Lorsque la Seconde Guerre mondiale a éclaté et que l’Allemagne a envahi la France, Simone Touseau a appris l’allemand et a travaillé comme secrétaire et traductrice. Elle a rencontré et est tombée amoureuse d’un soldat allemand de 32 ans, Erik Ose, avec qui elle a commencé une relation ouverte. Après qu’Erik ait été transféré sur le front de l’Est et blessé, il est retourné dans sa ville natale en Bavière pour se remettre. Simone l’a suivi en Allemagne, a travaillé comme infirmière à Munich et est devenue enceinte de lui. Lorsque ils ont tenté de se marier, les autorités allemandes ont refusé et l’ont renvoyée en France. Son père a failli la tuer pour avoir terni l’honneur de la famille, mais elle a donné naissance à sa fille, Catherine, tandis qu’Erik était tué près de Minsk en Biélorussie.

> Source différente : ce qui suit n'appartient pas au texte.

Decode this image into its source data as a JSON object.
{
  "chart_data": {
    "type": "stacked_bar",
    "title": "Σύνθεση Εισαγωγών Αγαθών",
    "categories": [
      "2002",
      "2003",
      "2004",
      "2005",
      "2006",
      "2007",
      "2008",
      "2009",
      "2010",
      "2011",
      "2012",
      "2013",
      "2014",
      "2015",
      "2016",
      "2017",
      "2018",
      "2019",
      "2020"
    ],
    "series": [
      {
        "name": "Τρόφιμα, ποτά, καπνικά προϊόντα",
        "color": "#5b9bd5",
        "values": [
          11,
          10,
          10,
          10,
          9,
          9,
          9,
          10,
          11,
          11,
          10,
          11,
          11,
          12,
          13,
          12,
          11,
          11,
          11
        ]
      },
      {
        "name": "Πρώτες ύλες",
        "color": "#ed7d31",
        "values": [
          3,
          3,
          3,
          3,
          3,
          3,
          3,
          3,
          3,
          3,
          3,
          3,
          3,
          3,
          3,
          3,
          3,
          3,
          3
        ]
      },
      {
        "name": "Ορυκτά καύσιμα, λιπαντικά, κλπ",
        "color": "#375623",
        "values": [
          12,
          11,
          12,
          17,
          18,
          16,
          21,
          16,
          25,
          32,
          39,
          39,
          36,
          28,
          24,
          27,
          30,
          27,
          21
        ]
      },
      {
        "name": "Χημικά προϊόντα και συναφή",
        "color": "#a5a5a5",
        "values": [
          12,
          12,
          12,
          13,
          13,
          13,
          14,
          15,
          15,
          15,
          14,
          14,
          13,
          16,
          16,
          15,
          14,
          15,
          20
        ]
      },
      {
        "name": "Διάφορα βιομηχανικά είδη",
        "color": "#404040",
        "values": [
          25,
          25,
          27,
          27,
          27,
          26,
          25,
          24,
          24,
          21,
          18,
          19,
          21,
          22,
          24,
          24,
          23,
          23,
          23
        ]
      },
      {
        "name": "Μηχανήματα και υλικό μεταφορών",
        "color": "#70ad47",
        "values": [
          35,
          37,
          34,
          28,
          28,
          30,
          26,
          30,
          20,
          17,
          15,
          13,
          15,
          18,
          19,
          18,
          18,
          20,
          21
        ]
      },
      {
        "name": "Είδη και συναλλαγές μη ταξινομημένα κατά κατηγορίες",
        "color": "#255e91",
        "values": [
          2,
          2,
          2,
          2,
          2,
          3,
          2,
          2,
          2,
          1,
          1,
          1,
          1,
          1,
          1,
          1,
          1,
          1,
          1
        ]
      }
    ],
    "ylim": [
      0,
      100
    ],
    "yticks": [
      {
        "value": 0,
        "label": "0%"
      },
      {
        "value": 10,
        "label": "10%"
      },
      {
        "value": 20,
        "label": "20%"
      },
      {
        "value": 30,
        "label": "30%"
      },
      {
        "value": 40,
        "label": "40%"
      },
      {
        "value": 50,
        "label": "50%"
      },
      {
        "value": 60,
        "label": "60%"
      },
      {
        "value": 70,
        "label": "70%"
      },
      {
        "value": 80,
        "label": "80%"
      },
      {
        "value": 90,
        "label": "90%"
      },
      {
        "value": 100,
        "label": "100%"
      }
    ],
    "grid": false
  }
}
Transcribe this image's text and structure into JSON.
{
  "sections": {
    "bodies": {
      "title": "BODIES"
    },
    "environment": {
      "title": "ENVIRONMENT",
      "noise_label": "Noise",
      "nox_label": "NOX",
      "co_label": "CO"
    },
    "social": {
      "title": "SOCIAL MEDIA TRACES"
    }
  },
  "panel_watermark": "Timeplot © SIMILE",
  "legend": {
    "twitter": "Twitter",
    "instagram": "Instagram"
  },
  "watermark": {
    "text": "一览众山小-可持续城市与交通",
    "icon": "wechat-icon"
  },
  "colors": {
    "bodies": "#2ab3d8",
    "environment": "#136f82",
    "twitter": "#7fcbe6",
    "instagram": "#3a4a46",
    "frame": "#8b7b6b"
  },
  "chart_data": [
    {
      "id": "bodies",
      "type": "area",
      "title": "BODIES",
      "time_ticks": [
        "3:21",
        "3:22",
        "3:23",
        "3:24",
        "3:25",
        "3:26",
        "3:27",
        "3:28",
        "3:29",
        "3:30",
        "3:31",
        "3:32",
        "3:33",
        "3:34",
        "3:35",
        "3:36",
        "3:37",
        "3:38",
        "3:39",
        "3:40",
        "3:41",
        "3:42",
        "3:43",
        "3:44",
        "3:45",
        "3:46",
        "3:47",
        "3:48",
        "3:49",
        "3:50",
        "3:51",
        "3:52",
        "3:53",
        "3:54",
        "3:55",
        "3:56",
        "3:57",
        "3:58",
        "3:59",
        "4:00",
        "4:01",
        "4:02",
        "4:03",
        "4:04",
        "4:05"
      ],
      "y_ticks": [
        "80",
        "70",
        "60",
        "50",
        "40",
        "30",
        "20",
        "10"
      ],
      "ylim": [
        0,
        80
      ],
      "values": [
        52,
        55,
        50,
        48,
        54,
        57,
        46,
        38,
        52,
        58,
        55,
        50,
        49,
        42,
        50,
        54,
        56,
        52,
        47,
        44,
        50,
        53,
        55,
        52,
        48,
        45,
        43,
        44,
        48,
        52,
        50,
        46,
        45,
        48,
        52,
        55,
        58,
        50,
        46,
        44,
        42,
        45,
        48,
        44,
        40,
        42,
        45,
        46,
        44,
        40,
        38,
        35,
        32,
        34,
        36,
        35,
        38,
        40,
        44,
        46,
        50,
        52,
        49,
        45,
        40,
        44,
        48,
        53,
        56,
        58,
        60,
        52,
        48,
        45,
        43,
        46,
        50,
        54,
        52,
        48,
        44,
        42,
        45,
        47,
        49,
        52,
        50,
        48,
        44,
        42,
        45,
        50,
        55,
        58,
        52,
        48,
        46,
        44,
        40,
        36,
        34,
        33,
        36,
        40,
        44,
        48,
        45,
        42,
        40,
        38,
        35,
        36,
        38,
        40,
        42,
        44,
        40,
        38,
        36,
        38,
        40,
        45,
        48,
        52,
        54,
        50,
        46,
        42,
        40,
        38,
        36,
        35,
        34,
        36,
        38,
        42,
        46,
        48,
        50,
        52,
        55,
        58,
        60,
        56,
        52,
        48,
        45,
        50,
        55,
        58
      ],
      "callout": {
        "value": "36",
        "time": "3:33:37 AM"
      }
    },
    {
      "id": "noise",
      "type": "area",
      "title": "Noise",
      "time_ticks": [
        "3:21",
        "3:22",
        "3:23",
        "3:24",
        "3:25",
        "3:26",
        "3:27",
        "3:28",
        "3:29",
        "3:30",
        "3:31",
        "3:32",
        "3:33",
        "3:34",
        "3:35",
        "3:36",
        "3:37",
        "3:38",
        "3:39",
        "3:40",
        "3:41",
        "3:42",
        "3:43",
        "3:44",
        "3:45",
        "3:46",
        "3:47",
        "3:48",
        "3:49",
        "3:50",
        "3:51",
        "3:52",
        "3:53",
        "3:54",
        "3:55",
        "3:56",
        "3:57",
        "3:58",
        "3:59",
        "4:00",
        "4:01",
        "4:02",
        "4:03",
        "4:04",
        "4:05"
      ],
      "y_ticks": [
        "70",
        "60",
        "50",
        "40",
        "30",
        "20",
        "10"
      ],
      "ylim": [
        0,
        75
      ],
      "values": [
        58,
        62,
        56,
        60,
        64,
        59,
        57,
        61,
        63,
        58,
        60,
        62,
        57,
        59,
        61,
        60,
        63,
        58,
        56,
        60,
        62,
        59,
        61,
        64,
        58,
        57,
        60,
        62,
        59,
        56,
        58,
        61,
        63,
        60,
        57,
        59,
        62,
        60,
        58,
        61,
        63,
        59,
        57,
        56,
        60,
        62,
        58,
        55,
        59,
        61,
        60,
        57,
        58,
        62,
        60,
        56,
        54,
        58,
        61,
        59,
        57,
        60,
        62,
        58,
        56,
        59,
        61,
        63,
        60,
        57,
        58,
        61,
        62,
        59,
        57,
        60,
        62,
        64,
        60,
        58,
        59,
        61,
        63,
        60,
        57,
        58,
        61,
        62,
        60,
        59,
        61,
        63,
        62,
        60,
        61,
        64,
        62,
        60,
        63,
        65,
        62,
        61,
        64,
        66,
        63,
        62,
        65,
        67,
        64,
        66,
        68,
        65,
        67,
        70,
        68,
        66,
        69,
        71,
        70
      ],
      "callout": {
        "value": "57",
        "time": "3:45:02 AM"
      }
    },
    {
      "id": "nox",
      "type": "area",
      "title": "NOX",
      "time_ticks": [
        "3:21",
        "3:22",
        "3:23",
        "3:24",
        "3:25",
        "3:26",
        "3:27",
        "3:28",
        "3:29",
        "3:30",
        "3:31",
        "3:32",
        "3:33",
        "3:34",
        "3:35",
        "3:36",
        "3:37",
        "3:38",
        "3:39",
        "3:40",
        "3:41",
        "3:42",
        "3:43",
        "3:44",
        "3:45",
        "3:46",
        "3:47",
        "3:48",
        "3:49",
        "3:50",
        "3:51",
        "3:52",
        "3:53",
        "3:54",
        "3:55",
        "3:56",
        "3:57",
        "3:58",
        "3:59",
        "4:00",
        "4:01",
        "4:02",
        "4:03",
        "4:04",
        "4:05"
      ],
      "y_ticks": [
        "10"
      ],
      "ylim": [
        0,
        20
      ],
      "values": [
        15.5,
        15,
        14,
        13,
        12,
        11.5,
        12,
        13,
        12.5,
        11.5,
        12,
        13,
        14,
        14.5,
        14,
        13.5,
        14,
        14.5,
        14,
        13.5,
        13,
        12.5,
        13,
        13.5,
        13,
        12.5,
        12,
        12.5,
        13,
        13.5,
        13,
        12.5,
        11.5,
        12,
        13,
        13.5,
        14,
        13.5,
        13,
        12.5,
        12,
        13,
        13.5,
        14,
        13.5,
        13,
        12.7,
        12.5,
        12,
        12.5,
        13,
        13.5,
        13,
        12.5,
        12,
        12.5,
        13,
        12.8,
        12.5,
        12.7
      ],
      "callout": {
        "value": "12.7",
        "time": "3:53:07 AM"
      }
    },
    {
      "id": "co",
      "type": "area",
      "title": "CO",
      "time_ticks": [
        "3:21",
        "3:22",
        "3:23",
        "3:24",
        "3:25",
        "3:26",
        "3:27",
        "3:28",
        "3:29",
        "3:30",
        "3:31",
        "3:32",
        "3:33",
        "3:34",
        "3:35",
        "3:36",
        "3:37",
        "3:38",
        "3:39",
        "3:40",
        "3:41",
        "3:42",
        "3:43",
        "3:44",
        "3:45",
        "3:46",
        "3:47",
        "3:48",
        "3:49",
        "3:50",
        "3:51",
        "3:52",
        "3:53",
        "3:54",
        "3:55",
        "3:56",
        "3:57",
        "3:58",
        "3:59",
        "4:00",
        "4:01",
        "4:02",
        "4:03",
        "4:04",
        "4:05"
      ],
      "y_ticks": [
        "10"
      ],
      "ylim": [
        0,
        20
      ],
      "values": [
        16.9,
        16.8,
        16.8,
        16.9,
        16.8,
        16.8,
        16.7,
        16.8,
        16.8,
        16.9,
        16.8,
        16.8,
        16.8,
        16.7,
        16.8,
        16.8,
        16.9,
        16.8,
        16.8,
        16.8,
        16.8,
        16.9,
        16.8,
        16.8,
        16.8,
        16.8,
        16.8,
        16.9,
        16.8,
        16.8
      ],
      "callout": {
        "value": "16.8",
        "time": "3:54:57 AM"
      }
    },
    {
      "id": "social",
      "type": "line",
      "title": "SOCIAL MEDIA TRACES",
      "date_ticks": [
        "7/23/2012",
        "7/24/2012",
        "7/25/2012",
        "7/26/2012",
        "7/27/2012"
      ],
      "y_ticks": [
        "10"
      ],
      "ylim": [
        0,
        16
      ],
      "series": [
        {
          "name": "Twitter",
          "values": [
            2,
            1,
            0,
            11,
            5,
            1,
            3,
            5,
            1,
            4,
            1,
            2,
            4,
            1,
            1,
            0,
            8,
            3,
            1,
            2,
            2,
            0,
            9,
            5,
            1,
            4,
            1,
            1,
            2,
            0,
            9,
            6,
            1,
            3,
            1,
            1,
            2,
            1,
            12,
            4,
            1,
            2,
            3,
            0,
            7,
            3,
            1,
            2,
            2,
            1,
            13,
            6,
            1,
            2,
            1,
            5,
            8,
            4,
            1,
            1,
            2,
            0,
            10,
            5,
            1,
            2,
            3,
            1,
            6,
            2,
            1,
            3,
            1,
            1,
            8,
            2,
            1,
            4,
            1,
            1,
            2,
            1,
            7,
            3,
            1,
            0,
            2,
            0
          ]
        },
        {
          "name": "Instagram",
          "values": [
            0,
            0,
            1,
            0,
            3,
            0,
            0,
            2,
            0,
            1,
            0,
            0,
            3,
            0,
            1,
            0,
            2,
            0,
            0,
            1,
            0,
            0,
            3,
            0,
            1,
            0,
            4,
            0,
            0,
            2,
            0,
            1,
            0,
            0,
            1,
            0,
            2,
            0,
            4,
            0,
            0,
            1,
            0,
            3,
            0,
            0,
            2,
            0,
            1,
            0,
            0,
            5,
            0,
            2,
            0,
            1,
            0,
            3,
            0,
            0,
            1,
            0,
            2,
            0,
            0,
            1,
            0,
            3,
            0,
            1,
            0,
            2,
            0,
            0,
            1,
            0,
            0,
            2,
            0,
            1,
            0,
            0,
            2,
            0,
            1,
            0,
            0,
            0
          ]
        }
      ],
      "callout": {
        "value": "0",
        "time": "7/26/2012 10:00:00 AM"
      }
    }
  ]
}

Malheureusement, après son retour en France, la famille de Simone a été accusée par les nazis d’activités anti-allemandes et envoyée dans un camp de concentration. Simone et sa famille ont été blâmées pour avoir dénoncé leurs voisins, ce qui a contribué à leur punition. Après la honte publique et le rasage décrit dans la photographie, Simone Touseau et sa mère, Germaine, ont été accusées d’avoir dénoncé cinq habitants locaux, ce qui a conduit à leur déportation au camp de concentration de Mauthausen en Autriche. Deux des accusés y sont morts. Les femmes ont été emprisonnées tandis que leur père est resté libre, considéré comme un homme bon incapable de contrôler sa famille. La sœur aînée de Simone, Annette, a pris soin de Catherine pendant leur emprisonnement. Après près de trois ans de procès, Simone et sa mère ont été libérées faute de preuves suffisantes, mais Simone a été jugée à nouveau en cour civile et condamnée à dix ans de prison avec sursis.
Après sa libération, Simone et sa famille ont quitté Chartres et se sont installées ailleurs. Elle a trouvé un emploi dans une pharmacie et s’est mariée avec un comptable en novembre 1954, ayant deux enfants avec lui. Elle a visité l’Allemagne plusieurs fois avec sa fille, Catherine, pour voir la famille d’Erik. Cependant, Simone a perdu son emploi, sa famille s’est désintégrée, et elle est devenue alcoolique, sombrant dans la dépression avant de mourir en 1966 à l’âge de 44 ans. Catherine, sa fille, a refusé de parler du passé et a révélé à un journaliste en 2010 qu’elle avait détruit les photographies et les lettres entre sa mère et Erik Ose, éloignant totalement ses enfants de ce passé.